Nos últimos anos, tenho notado um aumento significativo nas dúvidas sobre o auxílio-acidente concedido pelo INSS. Trata-se de um tema essencial para quem trabalha e depende da própria força física para o sustento, especialmente após um acontecimento inesperado que deixa marcas definitivas. Minha intenção aqui é esclarecer, de modo objetivo e didático, tudo que você precisa saber sobre esse benefício, das regras aos cuidados com o pedido, esforço que sempre vejo no escritório Vinicius Macedo Advogado, referência quando o assunto é direito previdenciário em Salvador e Bahia.


O que é o auxílio-acidente e por que é diferente?


Ao contrário do que muitos imaginam, o auxílio-acidente não é uma aposentadoria e nem um auxílio-doença.


Ele possui natureza indenizatória, é pago como compensação pela redução permanente da capacidade para o trabalho após um acidente de qualquer natureza. Isso envolve acidentes ligados ao serviço, mas também situações fora do trabalho, como trânsito ou domésticos, desde que produza uma sequela definitiva avaliada pela perícia do INSS.


Segundo orientação do INSS, o benefício é liberado quando o trabalhador se recupera do acidente, mas permanece com limitações permanentes, ainda que continue apto ao exercício de atividades laborais, muitas vezes adaptadas. Isso difere muito do auxílio-doença (voltado à incapacidade temporária) ou da aposentadoria por invalidez, que exige incapacidade total e permanente.

O auxílio-acidente é um direito de quem não volta ao que era antes, mas segue em frente.

Quem pode obter o benefício: requisitos básicos e categoria


Em minha rotina, vejo que a maior dúvida está em identificar se a pessoa realmente tem direito ao benefício.

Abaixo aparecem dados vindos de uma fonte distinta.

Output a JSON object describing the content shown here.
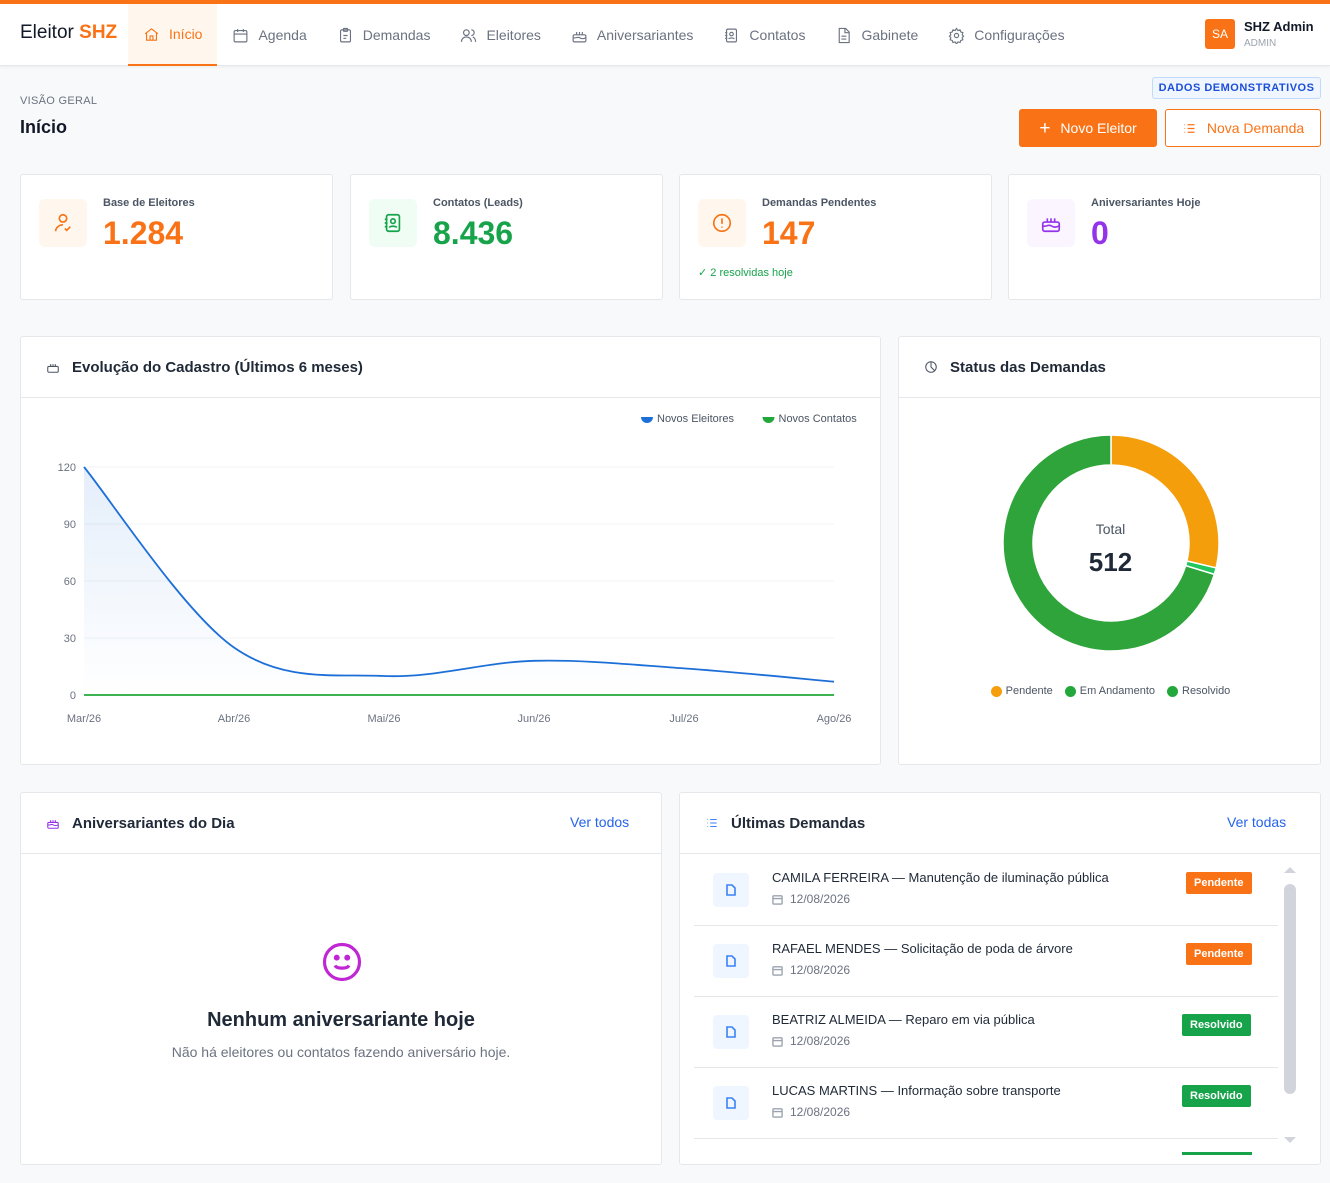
{
  "brand": {
    "name": "Eleitor",
    "accent": "SHZ"
  },
  "nav": [
    {
      "label": "Início",
      "icon": "home-icon",
      "active": true
    },
    {
      "label": "Agenda",
      "icon": "calendar-icon"
    },
    {
      "label": "Demandas",
      "icon": "clipboard-icon"
    },
    {
      "label": "Eleitores",
      "icon": "users-icon"
    },
    {
      "label": "Aniversariantes",
      "icon": "cake-icon"
    },
    {
      "label": "Contatos",
      "icon": "contact-book-icon"
    },
    {
      "label": "Gabinete",
      "icon": "document-icon"
    },
    {
      "label": "Configurações",
      "icon": "gear-icon"
    }
  ],
  "user": {
    "initials": "SA",
    "name": "SHZ Admin",
    "role": "ADMIN"
  },
  "demo_badge": "DADOS DEMONSTRATIVOS",
  "header": {
    "eyebrow": "VISÃO GERAL",
    "title": "Início"
  },
  "actions": {
    "new_voter": "Novo Eleitor",
    "new_demand": "Nova Demanda"
  },
  "stats": [
    {
      "label": "Base de Eleitores",
      "value": "1.284",
      "color": "#f97316",
      "icon": "user-icon"
    },
    {
      "label": "Contatos (Leads)",
      "value": "8.436",
      "color": "#16a34a",
      "icon": "contact-book-icon"
    },
    {
      "label": "Demandas Pendentes",
      "value": "147",
      "color": "#f97316",
      "icon": "alert-icon",
      "note": "2 resolvidas hoje"
    },
    {
      "label": "Aniversariantes Hoje",
      "value": "0",
      "color": "#9333ea",
      "icon": "cake-icon"
    }
  ],
  "evolution": {
    "title": "Evolução do Cadastro (Últimos 6 meses)"
  },
  "status_panel": {
    "title": "Status das Demandas",
    "total_label": "Total",
    "total_value": "512"
  },
  "birthdays": {
    "title": "Aniversariantes do Dia",
    "link": "Ver todos",
    "empty_title": "Nenhum aniversariante hoje",
    "empty_sub": "Não há eleitores ou contatos fazendo aniversário hoje."
  },
  "demands": {
    "title": "Últimas Demandas",
    "link": "Ver todas",
    "items": [
      {
        "title": "CAMILA FERREIRA — Manutenção de iluminação pública",
        "date": "12/08/2026",
        "status": "Pendente",
        "color": "#f97316"
      },
      {
        "title": "RAFAEL MENDES — Solicitação de poda de árvore",
        "date": "12/08/2026",
        "status": "Pendente",
        "color": "#f97316"
      },
      {
        "title": "BEATRIZ ALMEIDA — Reparo em via pública",
        "date": "12/08/2026",
        "status": "Resolvido",
        "color": "#16a34a"
      },
      {
        "title": "LUCAS MARTINS — Informação sobre transporte",
        "date": "12/08/2026",
        "status": "Resolvido",
        "color": "#16a34a"
      }
    ]
  },
  "chart_data": [
    {
      "type": "line",
      "categories": [
        "Mar/26",
        "Abr/26",
        "Mai/26",
        "Jun/26",
        "Jul/26",
        "Ago/26"
      ],
      "series": [
        {
          "name": "Novos Eleitores",
          "color": "#1d6fd8",
          "values": [
            120,
            25,
            10,
            18,
            14,
            7
          ]
        },
        {
          "name": "Novos Contatos",
          "color": "#22a83a",
          "values": [
            0,
            0,
            0,
            0,
            0,
            0
          ]
        }
      ],
      "yticks": [
        0,
        30,
        60,
        90,
        120
      ],
      "ylim": [
        0,
        120
      ],
      "grid": true,
      "legend": "top-right"
    },
    {
      "type": "pie",
      "labels": [
        "Pendente",
        "Em Andamento",
        "Resolvido"
      ],
      "values": [
        147,
        5,
        360
      ],
      "colors": [
        "#f59e0b",
        "#22c55e",
        "#2ea43a"
      ],
      "legend": "bottom"
    }
  ]
}
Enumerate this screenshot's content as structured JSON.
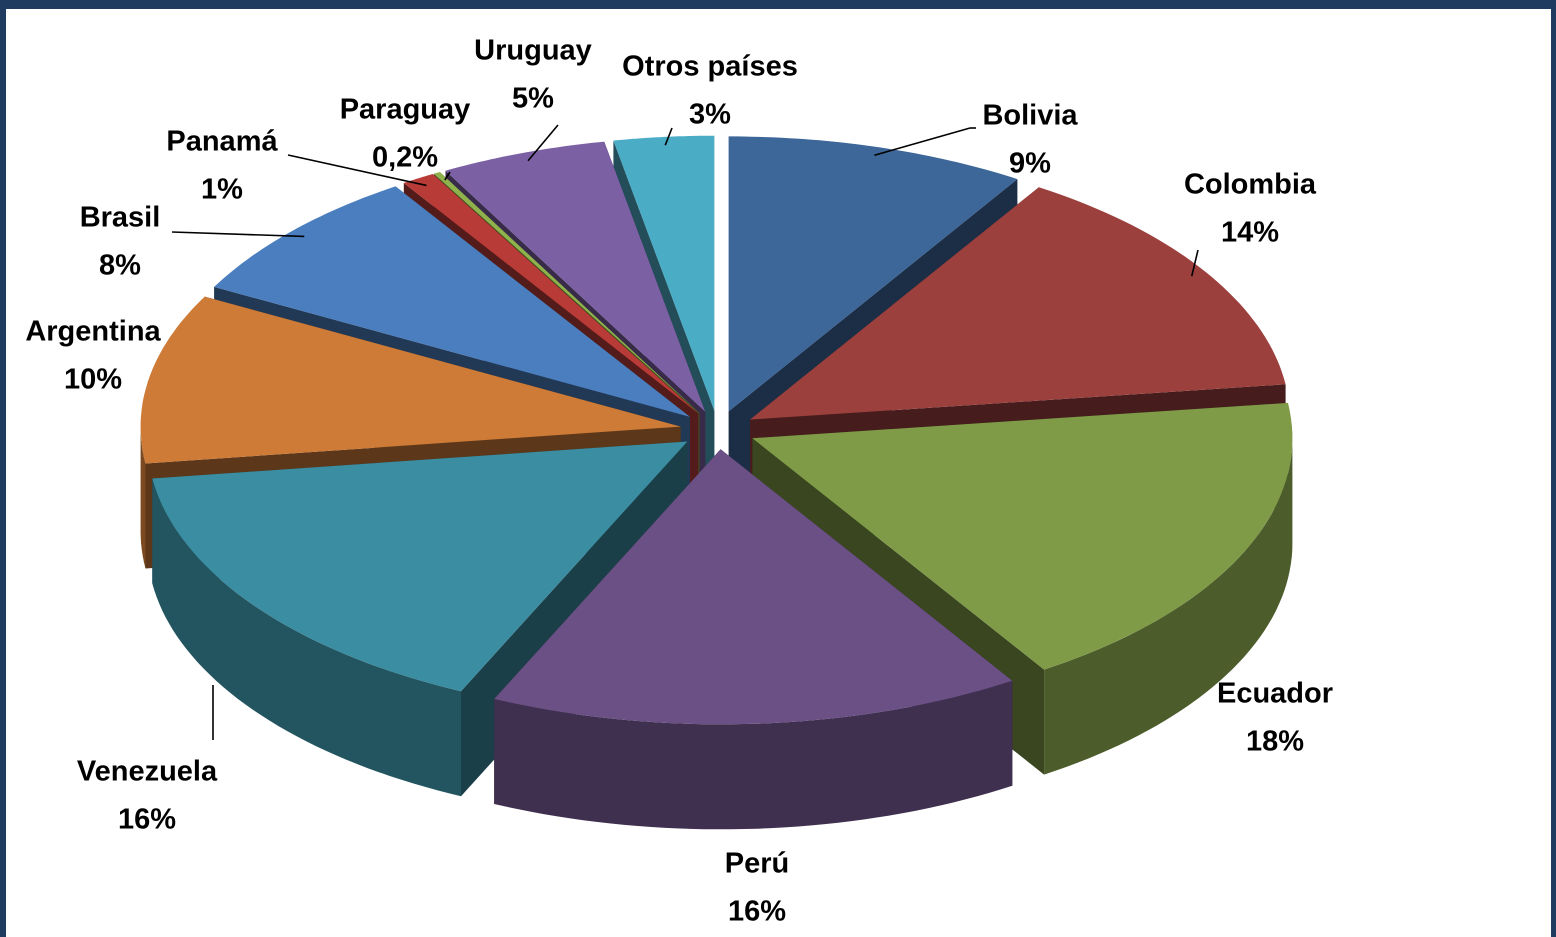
{
  "chart_data": {
    "type": "pie3d",
    "categories": [
      "Bolivia",
      "Colombia",
      "Ecuador",
      "Perú",
      "Venezuela",
      "Argentina",
      "Brasil",
      "Panamá",
      "Paraguay",
      "Uruguay",
      "Otros países"
    ],
    "values": [
      9,
      14,
      18,
      16,
      16,
      10,
      8,
      1,
      0.2,
      5,
      3
    ],
    "value_labels": [
      "9%",
      "14%",
      "18%",
      "16%",
      "16%",
      "10%",
      "8%",
      "1%",
      "0,2%",
      "5%",
      "3%"
    ],
    "colors": [
      "#3d6699",
      "#9c403e",
      "#7f9b48",
      "#6a5084",
      "#3b8da1",
      "#cd7b37",
      "#4b7ebe",
      "#b93b37",
      "#8fb24c",
      "#7c60a4",
      "#4bacc6"
    ]
  }
}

Vamos às regras de ouro:


  • É destinado a segurados empregados urbanos ou rurais celetistas, avulsos e domésticos.

  • Autônomos vinculados à Previdência (como contribuintes individuais) e segurados facultativos não têm direito, mesmo pagando o INSS.

  • É preciso estar na condição de segurado e ser vítima de acidente que deixe sequelas reduzindo de maneira permanente a capacidade para o trabalho habitual.

  • No momento do acidente, o trabalhador deve estar contribuindo, em período de manutenção de qualidade de segurado, ou em gozo de benefício (exceto auxílio-acidente anterior, aposentadoria, ou pensão).


Crianças, estudantes ou quem nunca contribuiu para o INSS não podem solicitar, trata-se de uma proteção exclusiva para quem era segurado no momento do acidente e para aqueles que contribuem ou mantêm a qualidade de segurado, mesmo sem recolher naquele exato mês.


Para detalhamentos sobre a qualidade de segurado, recomendo a leitura sobre planejamento previdenciário, que é um trabalho estratégico para evitar surpresas, inclusive em acidentes.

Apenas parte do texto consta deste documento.